Now even if the one who made all research and wrote the requirements knows the problems he wants the software to address the requirement is a very poor communicator. We need to spread the knowledge about the problems throughout the team. The agile approach to include roles (as a), actions (I want to) and outcomes (so that) in so called user stories is not much help.
In order to know what properties a solution must have we need to understand the user and his work. For this we need to see his context, the situation he is in. In different situations he might want to do different things. So we need to capture his motivation and of course his goals.

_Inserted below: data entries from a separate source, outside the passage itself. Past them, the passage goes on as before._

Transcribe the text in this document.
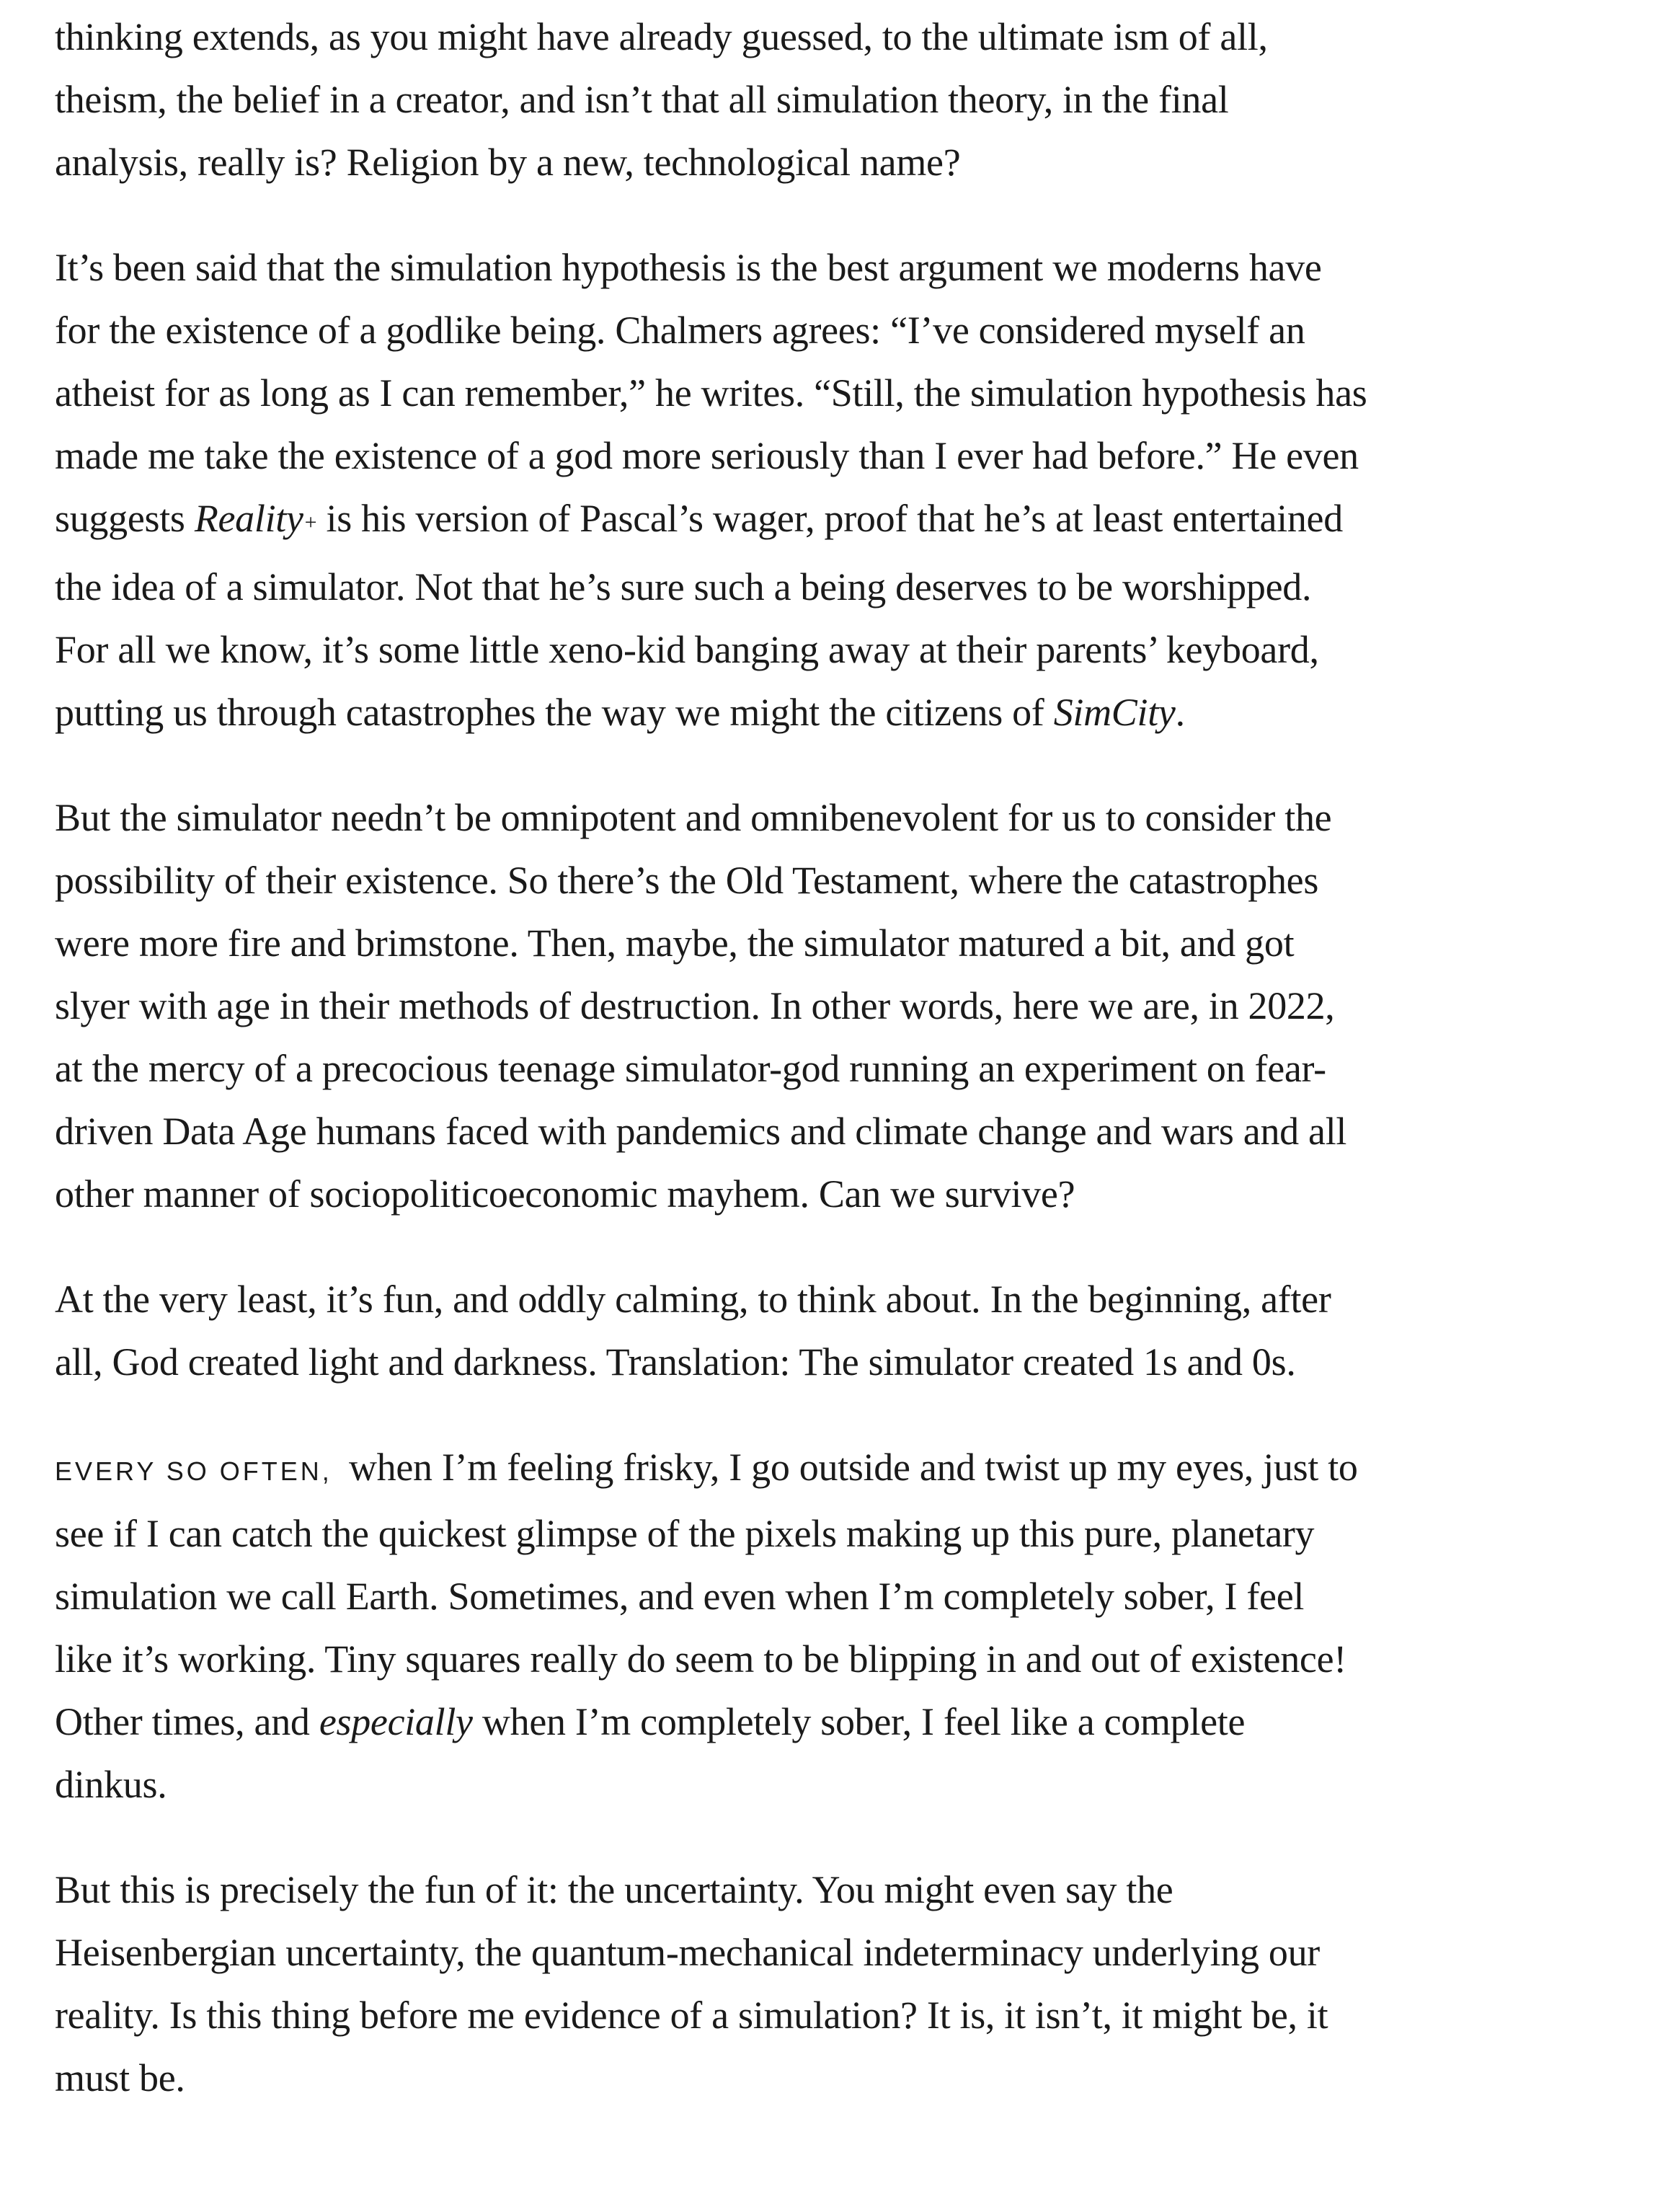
thinking extends, as you might have already guessed, to the ultimate ism of all,
theism, the belief in a creator, and isn’t that all simulation theory, in the final
analysis, really is? Religion by a new, technological name?

It’s been said that the simulation hypothesis is the best argument we moderns have
for the existence of a godlike being. Chalmers agrees: “I’ve considered myself an
atheist for as long as I can remember,” he writes. “Still, the simulation hypothesis has
made me take the existence of a god more seriously than I ever had before.” He even
suggests Reality+ is his version of Pascal’s wager, proof that he’s at least entertained
the idea of a simulator. Not that he’s sure such a being deserves to be worshipped.
For all we know, it’s some little xeno-kid banging away at their parents’ keyboard,
putting us through catastrophes the way we might the citizens of SimCity.

But the simulator needn’t be omnipotent and omnibenevolent for us to consider the
possibility of their existence. So there’s the Old Testament, where the catastrophes
were more fire and brimstone. Then, maybe, the simulator matured a bit, and got
slyer with age in their methods of destruction. In other words, here we are, in 2022,
at the mercy of a precocious teenage simulator-god running an experiment on fear-
driven Data Age humans faced with pandemics and climate change and wars and all
other manner of sociopoliticoeconomic mayhem. Can we survive?

At the very least, it’s fun, and oddly calming, to think about. In the beginning, after
all, God created light and darkness. Translation: The simulator created 1s and 0s.

EVERY SO OFTEN, when I’m feeling frisky, I go outside and twist up my eyes, just to
see if I can catch the quickest glimpse of the pixels making up this pure, planetary
simulation we call Earth. Sometimes, and even when I’m completely sober, I feel
like it’s working. Tiny squares really do seem to be blipping in and out of existence!
Other times, and especially when I’m completely sober, I feel like a complete
dinkus.

But this is precisely the fun of it: the uncertainty. You might even say the
Heisenbergian uncertainty, the quantum-mechanical indeterminacy underlying our
reality. Is this thing before me evidence of a simulation? It is, it isn’t, it might be, it
must be.
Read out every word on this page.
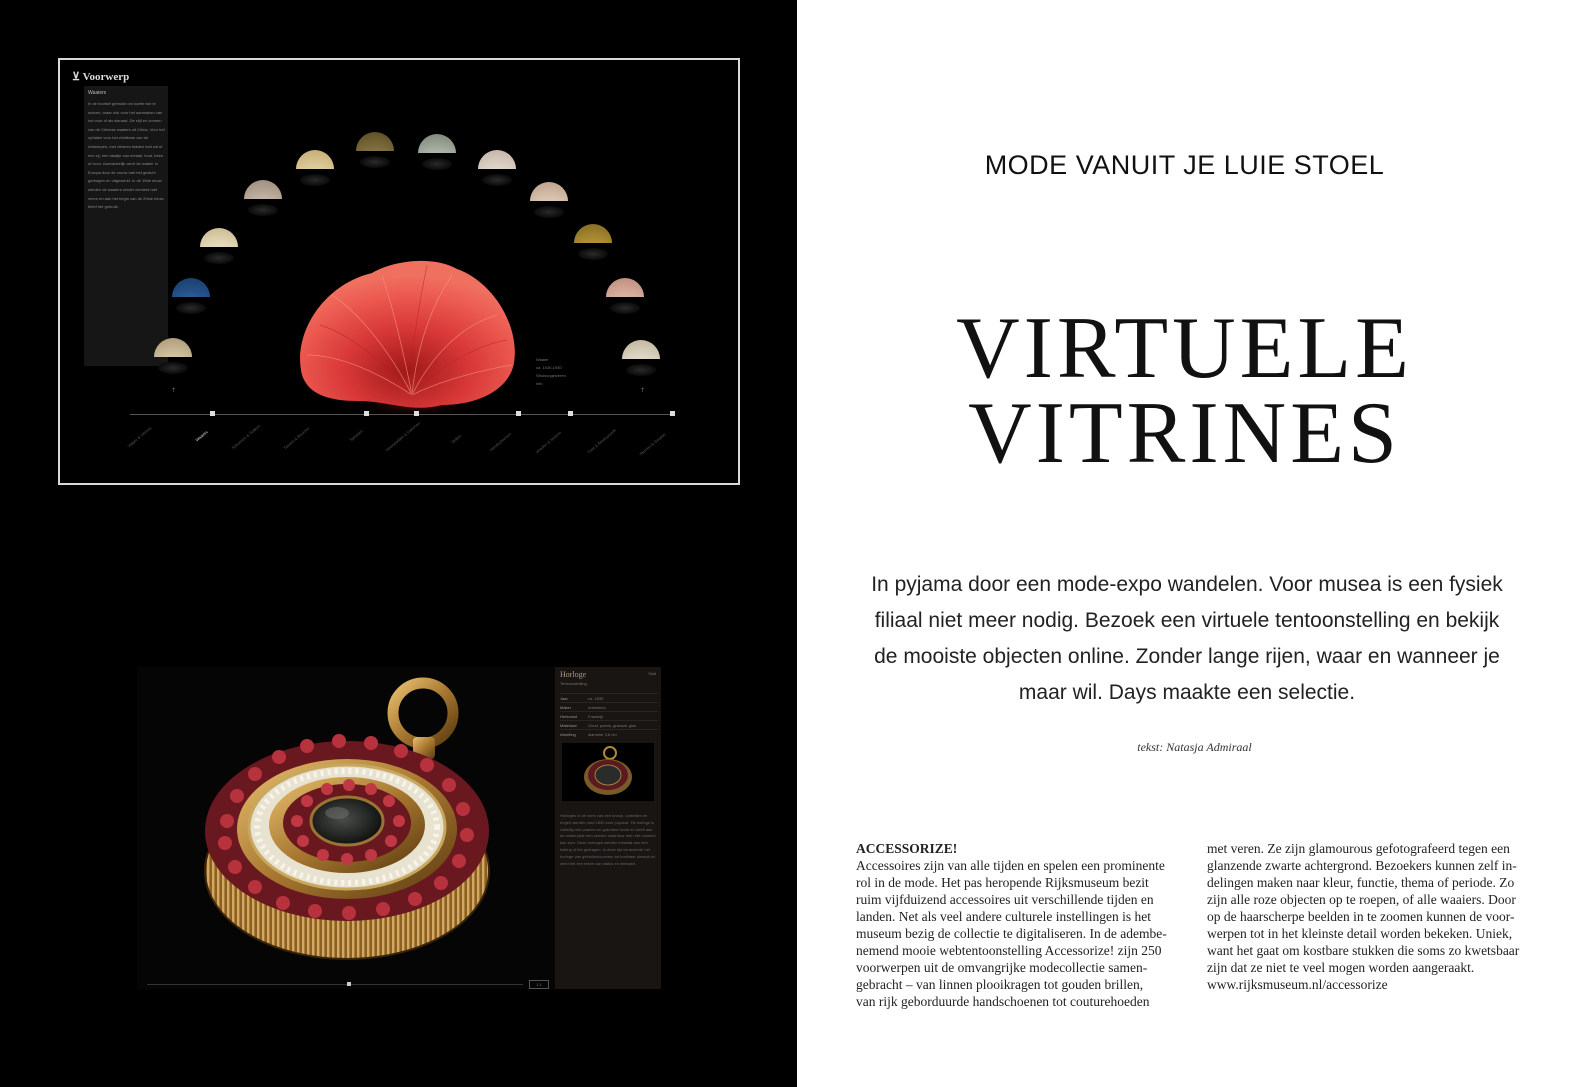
⊻ Voorwerp
Waaiers
In de hoofsel gebruikt om koelte toe te wuiven, maar ook voor het aanmaken van het vuur of als sieraad. De stijl en vormen van de Chinese waaiers uit China. Voor het ophalen voor het zichtbaar van de Antwerpen, met zilveren bladen met wit of een zij, een staafje van metaal, hout, been of ivoor. Aanvankelijk werd de waaier in Europa door de vrouw met het gezicht gedragen en uitgewerkt. In de 19de eeuw werden de waaiers verder versierd met veren en aan het begin van de 20ste eeuw bleef het gebruik.
Waaier
ca. 1920-1930
Struisvogelveren
info
↑	↑
Vakjes & Vitrines	Waaiers	Schoenen & Sokken	Tassen & Beurzen	Sieraden	Haarspelden & Kammen	Brillen	Handschoenen	Hoeden & Mutsen	Kant & Borduurwerk	Riemen & Gespen
Horloge	Sluit
Tentoonstelling
Jaar	ca. 1830
Maker	onbekend
Herkomst	Frankrijk
Materiaal	Goud, parels, granaat, glas
Afmeting	diameter 3,8 cm
Horloges in de vorm van een knoop, oorbellen en ringen werden rond 1830 zeer populair. Dit horloge is volledig met paarlen en granaten bezet en heeft aan de achterzijde een venster waardoor men het uurwerk kan zien. Deze horloges werden meestal aan een ketting of lint gedragen. In deze tijd veranderde het horloge van gebruiksvoorwerp tot kostbaar sieraad en werd het een teken van status en welvaart.
1:1
MODE VANUIT JE LUIE STOEL
VIRTUELE
VITRINES
In pyjama door een mode-expo wandelen. Voor musea is een fysiek
filiaal niet meer nodig. Bezoek een virtuele tentoonstelling en bekijk
de mooiste objecten online. Zonder lange rijen, waar en wanneer je
maar wil. Days maakte een selectie.
tekst: Natasja Admiraal
ACCESSORIZE!
Accessoires zijn van alle tijden en spelen een prominente
rol in de mode. Het pas heropende Rijksmuseum bezit
ruim vijfduizend accessoires uit verschillende tijden en
landen. Net als veel andere culturele instellingen is het
museum bezig de collectie te digitaliseren. In de adembe-
nemend mooie webtentoonstelling Accessorize! zijn 250
voorwerpen uit de omvangrijke modecollectie samen-
gebracht – van linnen plooikragen tot gouden brillen,
van rijk geborduurde handschoenen tot couturehoeden
met veren. Ze zijn glamourous gefotografeerd tegen een
glanzende zwarte achtergrond. Bezoekers kunnen zelf in-
delingen maken naar kleur, functie, thema of periode. Zo
zijn alle roze objecten op te roepen, of alle waaiers. Door
op de haarscherpe beelden in te zoomen kunnen de voor-
werpen tot in het kleinste detail worden bekeken. Uniek,
want het gaat om kostbare stukken die soms zo kwetsbaar
zijn dat ze niet te veel mogen worden aangeraakt.
www.rijksmuseum.nl/accessorize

Jobs to be done – job stories

In the search for a better way to communicate what we find out during research I stumbled across the jobs to be done methodology. Coming originally from marketing several teams adapted this way of thinking to product development. I think Paul Adams mentioned and Alan Klement developed the idea of the job story and several others have had a great success implementing it.
What’s in a job story? A job story take the form: When (situation), I want to (motivation), so I can (expected outcome).
Now the first part captures one of the most important concepts of UX: the context.

The situation

Context is so much more than I naively imagined: it is not location and surroundings. Context or better the situation is what happened before in the environment, in the system and for the user. Developers might call it the state of these. For example: When I am about to buy a car, when I start a measurement, when I am leading the race, when my application crashed, …
The situation and what happened just before is crucial to get a sense of what the user is struggling with.

The motivation

The user wants to move from the current situation to his goal. Why? And what is important for him? What might hinder him to do so? The jobs to be done framework calls this forces. We have 4 forces:

  • push of the current situation: what is bad now
  • pull of the future: what is good then
  • habits: business as usual might hinder progress
  • anxiety: the fear of the new might bring hesitation

These forces help us to document needs of the user in the current situation. If we want to better support the user we need to care about him as a person, not just as a machine going from one state to the next. Forces help us to communicate needs. Again a property the current solutions of documenting requirements lack.

The outcome

What benefit does the user get from his actions? He has a goal. We need to know his goals in his current situation to help him get there. Beware: this is not just a feature of the system, it is an understanding the user gets, an accomplishment, a symbol of status. The benefit is the value the user gets.

Conclusion

Describing situations in which people struggle to get to the wanted outcomes and goals helps us relating to them. It helps us documenting findings and communicate them to other team members. When evaluating different solutions we can lean on the job stories to determine if they fit. Requirements and user stories are just too solution focused and miss important details to drive any software development effort which wants to help people doing a better job.